Возвращаемся в курительную комнату, хозяин заводит речь о нас, о молодых инженерах, которые утёрли нос неким маститым учёным, опытным инженерам и высоким военачальникам, не верящим в радиоулавливание. О том, что надо смелее выдвигать на ответственную работу талантливую молодежь на смену тем лентяям и бездарностям, что не способны воплотить в металл передовые идеи советской военной науки.
"Это он о ком сейчас? Неужели о Курчевском и Бекаури? И его они допекли? Эти могут… Надеюсь он, всё же, не собирается заставить нас Пашей разрабатывать безоткатную артиллерию и "волновые" катера и танки. Ну да… и хотя "у нас молодых впереди года и дней золотых много для труда", но, всё-таки, не на таких расстрельных должностях". Поднимаю свою чашку и внимательно рассматриваю разводы кофейной гущи на стенках.

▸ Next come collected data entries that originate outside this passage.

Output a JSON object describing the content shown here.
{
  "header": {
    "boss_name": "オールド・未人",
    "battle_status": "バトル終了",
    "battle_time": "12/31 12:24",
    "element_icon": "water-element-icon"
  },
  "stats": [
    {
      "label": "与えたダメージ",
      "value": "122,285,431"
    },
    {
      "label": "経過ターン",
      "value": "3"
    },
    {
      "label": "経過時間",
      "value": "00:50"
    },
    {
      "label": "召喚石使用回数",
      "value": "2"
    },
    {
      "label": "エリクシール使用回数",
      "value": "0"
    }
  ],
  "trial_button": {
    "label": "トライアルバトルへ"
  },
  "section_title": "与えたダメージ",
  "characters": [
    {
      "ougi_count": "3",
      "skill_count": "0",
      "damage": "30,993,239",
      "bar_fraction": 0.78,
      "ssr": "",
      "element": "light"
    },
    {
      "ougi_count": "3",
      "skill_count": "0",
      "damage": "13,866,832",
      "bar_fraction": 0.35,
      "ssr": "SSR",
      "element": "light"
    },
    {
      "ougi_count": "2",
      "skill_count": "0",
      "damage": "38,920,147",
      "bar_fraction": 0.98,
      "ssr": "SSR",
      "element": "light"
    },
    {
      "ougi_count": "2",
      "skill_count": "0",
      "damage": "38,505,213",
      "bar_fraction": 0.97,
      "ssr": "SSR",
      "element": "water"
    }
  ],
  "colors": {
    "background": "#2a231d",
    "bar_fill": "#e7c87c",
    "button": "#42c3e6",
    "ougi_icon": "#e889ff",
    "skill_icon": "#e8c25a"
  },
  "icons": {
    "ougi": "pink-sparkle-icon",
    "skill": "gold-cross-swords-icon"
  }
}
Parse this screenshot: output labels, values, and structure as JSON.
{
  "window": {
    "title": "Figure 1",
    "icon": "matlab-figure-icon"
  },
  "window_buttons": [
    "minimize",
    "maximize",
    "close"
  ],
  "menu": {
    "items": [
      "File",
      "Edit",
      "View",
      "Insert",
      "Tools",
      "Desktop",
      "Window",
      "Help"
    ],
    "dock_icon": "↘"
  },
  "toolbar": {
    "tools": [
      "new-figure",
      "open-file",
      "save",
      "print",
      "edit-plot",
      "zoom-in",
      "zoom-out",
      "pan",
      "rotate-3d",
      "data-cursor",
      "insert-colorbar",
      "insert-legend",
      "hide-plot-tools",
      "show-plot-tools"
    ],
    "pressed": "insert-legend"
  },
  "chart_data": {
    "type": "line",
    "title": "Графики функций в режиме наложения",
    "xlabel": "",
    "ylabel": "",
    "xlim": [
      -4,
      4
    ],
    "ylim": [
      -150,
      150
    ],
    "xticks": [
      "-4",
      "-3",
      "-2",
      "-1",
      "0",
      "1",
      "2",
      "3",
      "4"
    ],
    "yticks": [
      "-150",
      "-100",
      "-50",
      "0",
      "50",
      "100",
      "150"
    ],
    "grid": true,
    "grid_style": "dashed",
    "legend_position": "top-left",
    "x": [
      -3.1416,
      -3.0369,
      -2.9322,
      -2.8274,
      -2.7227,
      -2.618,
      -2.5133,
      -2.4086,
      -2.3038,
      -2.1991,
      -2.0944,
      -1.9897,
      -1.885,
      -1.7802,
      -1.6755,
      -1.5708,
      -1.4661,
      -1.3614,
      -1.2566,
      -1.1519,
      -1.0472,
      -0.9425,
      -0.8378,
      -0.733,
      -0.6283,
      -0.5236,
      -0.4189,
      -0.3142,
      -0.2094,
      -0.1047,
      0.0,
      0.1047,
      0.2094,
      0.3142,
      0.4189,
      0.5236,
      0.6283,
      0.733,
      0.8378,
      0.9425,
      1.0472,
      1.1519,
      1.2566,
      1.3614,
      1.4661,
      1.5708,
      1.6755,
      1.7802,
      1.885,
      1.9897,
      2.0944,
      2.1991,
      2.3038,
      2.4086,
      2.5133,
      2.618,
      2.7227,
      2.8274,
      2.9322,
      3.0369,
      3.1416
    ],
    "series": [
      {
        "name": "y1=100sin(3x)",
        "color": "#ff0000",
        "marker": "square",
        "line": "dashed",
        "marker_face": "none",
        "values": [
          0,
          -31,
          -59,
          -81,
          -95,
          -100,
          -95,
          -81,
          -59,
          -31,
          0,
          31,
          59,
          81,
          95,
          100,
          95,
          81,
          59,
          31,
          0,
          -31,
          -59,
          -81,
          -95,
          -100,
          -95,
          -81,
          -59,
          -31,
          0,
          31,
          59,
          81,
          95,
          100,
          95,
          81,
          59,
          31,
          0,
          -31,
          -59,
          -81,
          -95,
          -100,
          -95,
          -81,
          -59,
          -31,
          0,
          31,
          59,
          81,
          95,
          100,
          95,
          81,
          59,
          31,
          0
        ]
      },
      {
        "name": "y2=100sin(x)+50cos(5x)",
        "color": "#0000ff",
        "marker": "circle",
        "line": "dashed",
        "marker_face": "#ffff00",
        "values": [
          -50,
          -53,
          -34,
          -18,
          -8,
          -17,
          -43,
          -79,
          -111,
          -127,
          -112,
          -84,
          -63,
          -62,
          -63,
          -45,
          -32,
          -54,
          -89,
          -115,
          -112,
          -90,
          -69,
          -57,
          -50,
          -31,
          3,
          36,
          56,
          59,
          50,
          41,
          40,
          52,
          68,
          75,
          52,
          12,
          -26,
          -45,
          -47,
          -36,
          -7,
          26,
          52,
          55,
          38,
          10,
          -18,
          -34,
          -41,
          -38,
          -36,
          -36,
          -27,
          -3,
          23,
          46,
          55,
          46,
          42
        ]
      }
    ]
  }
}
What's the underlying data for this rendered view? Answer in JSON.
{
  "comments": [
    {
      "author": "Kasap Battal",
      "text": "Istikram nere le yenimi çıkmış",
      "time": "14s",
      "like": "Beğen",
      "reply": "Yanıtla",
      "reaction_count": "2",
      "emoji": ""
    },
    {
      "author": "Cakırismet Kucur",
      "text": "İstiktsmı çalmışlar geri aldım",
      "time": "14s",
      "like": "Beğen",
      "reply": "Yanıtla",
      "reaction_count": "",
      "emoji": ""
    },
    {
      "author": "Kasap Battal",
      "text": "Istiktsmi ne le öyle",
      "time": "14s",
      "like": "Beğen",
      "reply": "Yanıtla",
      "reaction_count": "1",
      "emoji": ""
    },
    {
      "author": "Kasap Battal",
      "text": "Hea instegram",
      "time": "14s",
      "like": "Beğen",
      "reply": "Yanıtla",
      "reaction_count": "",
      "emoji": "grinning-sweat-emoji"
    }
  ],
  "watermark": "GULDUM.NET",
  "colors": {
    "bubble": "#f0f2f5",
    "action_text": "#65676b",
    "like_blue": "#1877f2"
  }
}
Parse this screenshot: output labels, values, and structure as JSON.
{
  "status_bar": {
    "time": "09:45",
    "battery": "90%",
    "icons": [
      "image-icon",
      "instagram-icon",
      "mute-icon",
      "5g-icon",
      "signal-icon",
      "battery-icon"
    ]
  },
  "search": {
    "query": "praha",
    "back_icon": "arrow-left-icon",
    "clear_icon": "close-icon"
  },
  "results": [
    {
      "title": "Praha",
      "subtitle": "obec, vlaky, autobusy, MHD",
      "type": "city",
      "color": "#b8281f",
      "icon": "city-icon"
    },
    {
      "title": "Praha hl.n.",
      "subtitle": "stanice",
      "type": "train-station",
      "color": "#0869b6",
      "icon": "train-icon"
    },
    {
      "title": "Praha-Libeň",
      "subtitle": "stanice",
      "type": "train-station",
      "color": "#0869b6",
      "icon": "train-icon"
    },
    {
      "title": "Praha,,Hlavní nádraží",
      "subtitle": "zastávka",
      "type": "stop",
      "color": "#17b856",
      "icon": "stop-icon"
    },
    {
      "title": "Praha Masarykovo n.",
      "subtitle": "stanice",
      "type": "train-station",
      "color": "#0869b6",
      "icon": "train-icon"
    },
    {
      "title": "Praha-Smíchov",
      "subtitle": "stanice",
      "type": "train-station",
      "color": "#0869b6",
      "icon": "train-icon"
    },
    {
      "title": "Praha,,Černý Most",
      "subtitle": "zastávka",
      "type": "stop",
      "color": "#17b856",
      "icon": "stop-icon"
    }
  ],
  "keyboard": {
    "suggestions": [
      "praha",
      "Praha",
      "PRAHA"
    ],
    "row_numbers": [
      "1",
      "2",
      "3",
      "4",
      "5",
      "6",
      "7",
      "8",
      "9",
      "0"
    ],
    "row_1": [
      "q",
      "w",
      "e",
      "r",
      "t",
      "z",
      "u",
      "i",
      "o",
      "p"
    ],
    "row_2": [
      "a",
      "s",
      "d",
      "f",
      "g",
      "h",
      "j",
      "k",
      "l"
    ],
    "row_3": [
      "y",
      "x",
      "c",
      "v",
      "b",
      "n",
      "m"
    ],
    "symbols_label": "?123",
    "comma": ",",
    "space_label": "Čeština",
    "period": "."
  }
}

"Что-то мне это напоминает… Памятник — не памятник… дворец — не дворец. Немного похоже на Дворец Советов с Лениным наверху… А это к чему? Запишем в загадки"…
Глава 12
Москва, Центральный стадион "Динамо".
17 июня 1935 года, 17:20.
Бетонная подкова трибун стадиона уже заполнена болельщиками, пришедшими на ключевой сегодня футбольный матч турнира четырёх городов между сборными Москвы и Ленинграда, а людской поток, текущий из многочисленных входов-выходов всё не иссякает. Это ведёт лишь к уплотнению сидящих на деревянных лавках зрителей, которые пришли раньше, что никак, впрочем, не отражается на их радостно — возбуждённых лицах. Знакомый по прежним временам облик стадиона резко контрастирует с тем, что я вижу сейчас: во-первых, куда-то пропала нижняя часть трибун, а на её месте, между полем и первым рядом скамеек расположился деревянный велотрек, на который сейчас из подтрибунных помещений работники стадиона выносят дополнительные скамейки. Во-вторых, отсутствует восточная трибуна, на её месте стоит свежевыкрашенный дощатый забор, сквозь который уходят наклонные поверхности велотрека и каменная будка, полуприкрытая деревянным табло с названием играющих команд и двумя жирными нулями под ними.